Economics & Investments

Southeast Asian Healthcare Market Greater Risks Lead to Greater Rewards

Economics & Investments

For a long time whenever someone mentioned the phrase medical tourism, people would think of Thailand. The Thai dominance of the industry was so strong because the major hospital Bumrungrad International (BH) was among the first to promote itself internationally as a medical tourist destination. This was before most people had even heard of medical tourism. Soon BH was in competition with Bangkok Dusit Medical Services (BGH), another Thai hospital catering to international patients.  Recently BGH has invested in BH, making the competition less intense and today both hospitals are roughly the same size, same quality, and same expertise. But now they are being threatened by other hospitals in the nation and abroad. Their current method of staying put and letting patients come to them will no longer work.

Within the Asian healthcare market the main competition for BH and BGH is from Fortis Healthcare, an umbrella corporation with more than 75 hospitals all across India and partners all across the globe. Their model is to have many hospitals in many locations, to make it easier for their patients to come to them.

It is clear why this new model is beating the old one used by BH and BGH, Fortis is simply able to reach more patients than the others, more locations means more patients in various markets.

Fortis has recently teamed up with GE to create CritiNext, a program that will allow doctors to monitor 200 patient signs remotely, so the patient does not need to be moved, helping the critically ill and the people in remote villages.
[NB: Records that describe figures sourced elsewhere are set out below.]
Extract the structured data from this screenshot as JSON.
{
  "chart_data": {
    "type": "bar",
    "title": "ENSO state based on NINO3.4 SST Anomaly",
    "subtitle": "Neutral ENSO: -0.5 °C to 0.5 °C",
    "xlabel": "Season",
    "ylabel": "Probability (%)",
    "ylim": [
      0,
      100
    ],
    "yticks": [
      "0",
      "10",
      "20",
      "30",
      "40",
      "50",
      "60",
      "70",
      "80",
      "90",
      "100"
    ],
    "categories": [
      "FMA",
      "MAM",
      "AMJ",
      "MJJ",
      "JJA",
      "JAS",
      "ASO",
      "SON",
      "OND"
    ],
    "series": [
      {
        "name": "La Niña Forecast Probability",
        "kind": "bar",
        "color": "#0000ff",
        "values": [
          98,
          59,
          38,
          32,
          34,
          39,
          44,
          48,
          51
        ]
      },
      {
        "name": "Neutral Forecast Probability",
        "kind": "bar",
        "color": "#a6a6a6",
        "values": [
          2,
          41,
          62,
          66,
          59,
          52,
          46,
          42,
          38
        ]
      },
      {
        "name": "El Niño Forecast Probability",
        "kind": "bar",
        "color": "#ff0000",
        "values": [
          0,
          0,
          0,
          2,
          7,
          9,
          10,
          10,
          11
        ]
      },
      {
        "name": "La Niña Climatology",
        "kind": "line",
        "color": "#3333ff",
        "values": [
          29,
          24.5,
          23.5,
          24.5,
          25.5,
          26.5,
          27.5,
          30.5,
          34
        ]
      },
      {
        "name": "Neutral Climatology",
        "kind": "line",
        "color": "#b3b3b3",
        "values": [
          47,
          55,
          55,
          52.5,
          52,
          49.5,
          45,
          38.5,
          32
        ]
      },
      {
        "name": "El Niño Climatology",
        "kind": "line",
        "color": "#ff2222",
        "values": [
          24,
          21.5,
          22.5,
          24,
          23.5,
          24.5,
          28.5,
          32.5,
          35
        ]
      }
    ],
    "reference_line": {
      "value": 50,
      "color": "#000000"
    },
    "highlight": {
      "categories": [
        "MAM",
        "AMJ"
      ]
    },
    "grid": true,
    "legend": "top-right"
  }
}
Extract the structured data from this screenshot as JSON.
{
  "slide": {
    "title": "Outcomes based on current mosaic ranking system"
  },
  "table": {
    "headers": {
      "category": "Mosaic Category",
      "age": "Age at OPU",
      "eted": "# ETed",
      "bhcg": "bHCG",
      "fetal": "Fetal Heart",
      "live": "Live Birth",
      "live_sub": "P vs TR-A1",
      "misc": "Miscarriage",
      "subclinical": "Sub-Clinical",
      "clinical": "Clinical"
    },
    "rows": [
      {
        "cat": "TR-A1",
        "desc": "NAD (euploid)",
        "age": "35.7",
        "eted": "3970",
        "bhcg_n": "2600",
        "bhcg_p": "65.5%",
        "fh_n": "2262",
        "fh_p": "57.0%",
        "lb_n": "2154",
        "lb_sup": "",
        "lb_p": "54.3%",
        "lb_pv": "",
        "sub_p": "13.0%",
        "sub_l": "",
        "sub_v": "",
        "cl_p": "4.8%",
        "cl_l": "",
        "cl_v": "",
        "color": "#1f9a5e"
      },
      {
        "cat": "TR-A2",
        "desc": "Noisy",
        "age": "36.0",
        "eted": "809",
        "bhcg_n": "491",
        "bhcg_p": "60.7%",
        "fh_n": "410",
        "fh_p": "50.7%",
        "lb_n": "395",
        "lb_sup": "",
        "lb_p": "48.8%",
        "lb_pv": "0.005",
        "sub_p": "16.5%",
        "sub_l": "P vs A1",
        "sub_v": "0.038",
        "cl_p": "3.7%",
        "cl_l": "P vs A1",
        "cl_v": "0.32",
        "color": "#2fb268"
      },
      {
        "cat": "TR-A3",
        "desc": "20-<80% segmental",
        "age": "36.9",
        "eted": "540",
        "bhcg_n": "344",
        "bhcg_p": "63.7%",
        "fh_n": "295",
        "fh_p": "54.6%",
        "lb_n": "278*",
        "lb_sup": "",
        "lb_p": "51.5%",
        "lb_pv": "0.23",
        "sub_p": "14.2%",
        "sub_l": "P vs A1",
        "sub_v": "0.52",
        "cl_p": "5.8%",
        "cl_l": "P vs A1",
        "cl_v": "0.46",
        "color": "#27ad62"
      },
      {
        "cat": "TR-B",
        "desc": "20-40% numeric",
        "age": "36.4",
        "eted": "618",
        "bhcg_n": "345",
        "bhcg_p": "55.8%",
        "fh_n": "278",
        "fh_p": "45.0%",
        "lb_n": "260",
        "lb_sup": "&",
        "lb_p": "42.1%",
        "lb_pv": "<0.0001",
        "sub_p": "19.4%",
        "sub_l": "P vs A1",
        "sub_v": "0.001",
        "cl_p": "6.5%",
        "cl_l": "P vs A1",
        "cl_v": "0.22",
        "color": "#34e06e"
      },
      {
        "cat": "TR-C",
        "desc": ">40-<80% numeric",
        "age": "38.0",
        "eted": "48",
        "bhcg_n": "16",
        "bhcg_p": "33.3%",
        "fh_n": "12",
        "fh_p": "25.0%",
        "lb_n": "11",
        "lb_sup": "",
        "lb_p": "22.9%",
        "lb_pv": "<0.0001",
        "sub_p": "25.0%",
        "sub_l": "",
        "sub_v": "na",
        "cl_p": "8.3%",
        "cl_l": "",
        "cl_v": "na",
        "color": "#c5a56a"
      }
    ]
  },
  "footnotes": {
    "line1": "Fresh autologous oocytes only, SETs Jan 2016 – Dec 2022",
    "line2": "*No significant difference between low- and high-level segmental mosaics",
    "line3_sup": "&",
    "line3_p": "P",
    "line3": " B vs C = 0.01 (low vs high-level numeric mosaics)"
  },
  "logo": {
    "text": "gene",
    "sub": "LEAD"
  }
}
It is BH and BGH’s refusal to adopt new ideas like this, and that is holding them back. While new groups like Fortis are leaping ahead in competitiveness by putting themselves on the cutting edge, the old vanguard is sticking to old methods that worked years ago.

The trouble is that the times are changing quickly and innovation and risks are needed to stay ahead. The fear of taking risks is a natural one, but one that must be overcome so progress can flourish, if not then they will be left behind in a changing, dynamic world.

This is best exemplified by the fragmentation of the Singapore healthcare market. The large hospitals are venturing into small specialty areas and small boutique hospitals as noted by Rhennu Bhuller, vice-president of Frost and Sullivan’s Asia-Pacific healthcare.

They are able to take these risks because they already have the large basis to support themselves, the brand recognition helps as well.  These small sectors are growing quickly, with 3,681 small establishments in 2007; and 4090 by 2010. Simultaneously the large establishments with 100 employees more was numbered at 51 in 2008, but fell to just 40 in 2009.

These are some of the options available to BH and BGH. “The market is competitive and a large one size fits all approach may not be the best approach for all.  Moving into specialty areas can be used to differentiate the hospital, as well as meet niche market needs,” said Bhuller.

In order to meet the changing needs of the medical tourism markets, these major Thai hospitals must take the risks necessary to venture out of the tried and true methods, which are bringing diminishing yields, into the new method of opening many smaller clinics. The hospitals do not need to close their already established centers.

By opening the smaller boutique hospitals along with their already existing ones, they can apply this brand-name to the small ones. This serves the dual purpose of getting more beds, more availability for patients and expands the brand name. By engaging in these practices they can not only offer better service to their international patients, but can offer expanded services to the domestic Thai patients as well.